Dufresne has also given a two-part interview with Epilogue Magazine. Part 1 – Pandemic as Prophecy? explores Covid-19, climate Change, and the future, while Part 2 – Shifting Consciousness asks whether empathy can save us from ourselves.
Historian Peter Ward, author of The Clean Body: A Modern History, was interviewed by Vox on the social history of handwashing as well as by NPR’s On Point.
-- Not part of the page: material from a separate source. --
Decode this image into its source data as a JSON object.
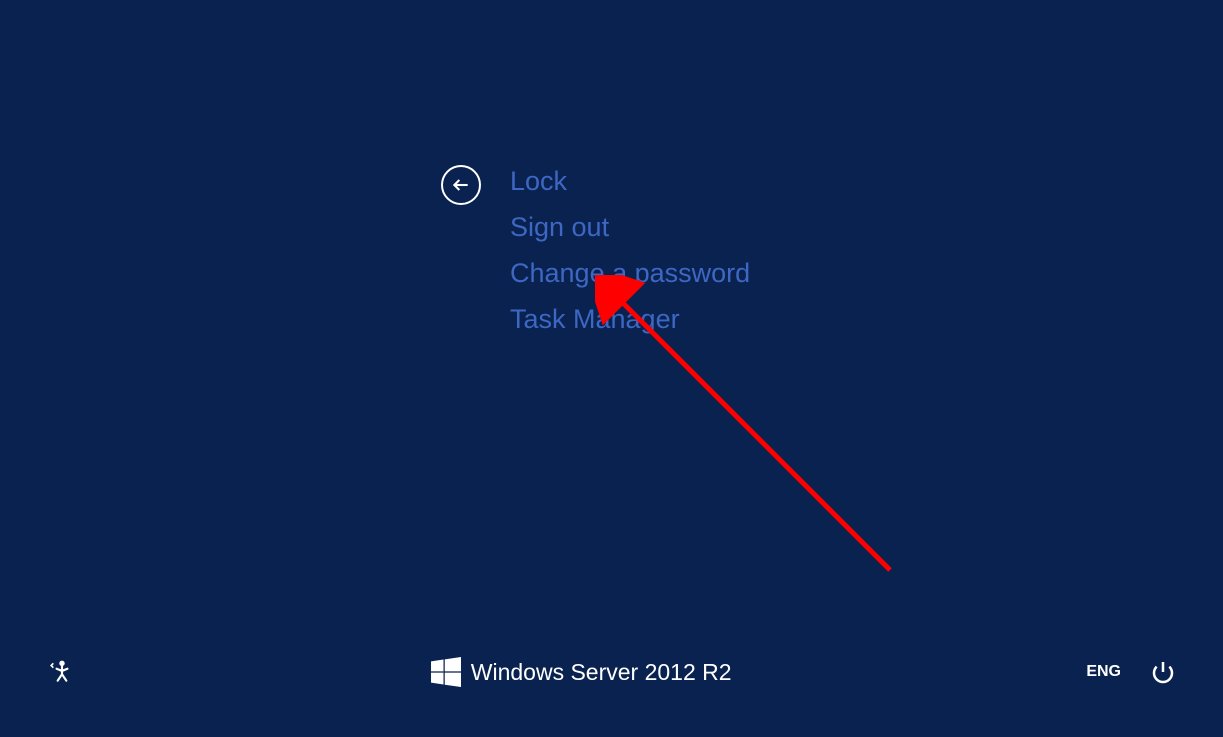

The Globe & Mail has published an editorial by Mark Kingwell, author of Wish I Were Here: Boredom and the Interface, on the ways in which the boredom of life in quarantine can lead to wisdom.
Pat Armstrong, co-author with Susan Day of Wash, Wear, and Care: Clothing and Laundry in Long-Term Residential Care, was interviewed on CBC’s The Sunday Edition about elderly care and how this moment is an opportunity “to think about how we can organize nursing homes so that people can flourish in them – not just survive.”
Shelley Ruth Butler and Erica Lehrer, editors of Curatorial Dreams: Critics Imagine Exhibitions, discuss museums in the time of COVID-19 in their post “Curatorial Dreaming in the Age of COVID-19” featured on the American Alliance of Museums website.
E.A. Heaman, author of Tax, Order and Good Government and co-editor of forthcoming Who Pays for Canada?: Taxes and Fairness, reflects on historical crises and the opportunity for tax innovation in an interview with CBC’s Don Pittis.
If you’re finally joining the bread-making wave of isolation baking, but don’t have any yeast, Laura Brehaut explores a salt-rising recipe from Nathalie Cooke and Fiona Lucas’ Catharine Parr Traill’s The Female Emigrant’s Guide: Cooking with a Canadian Classic.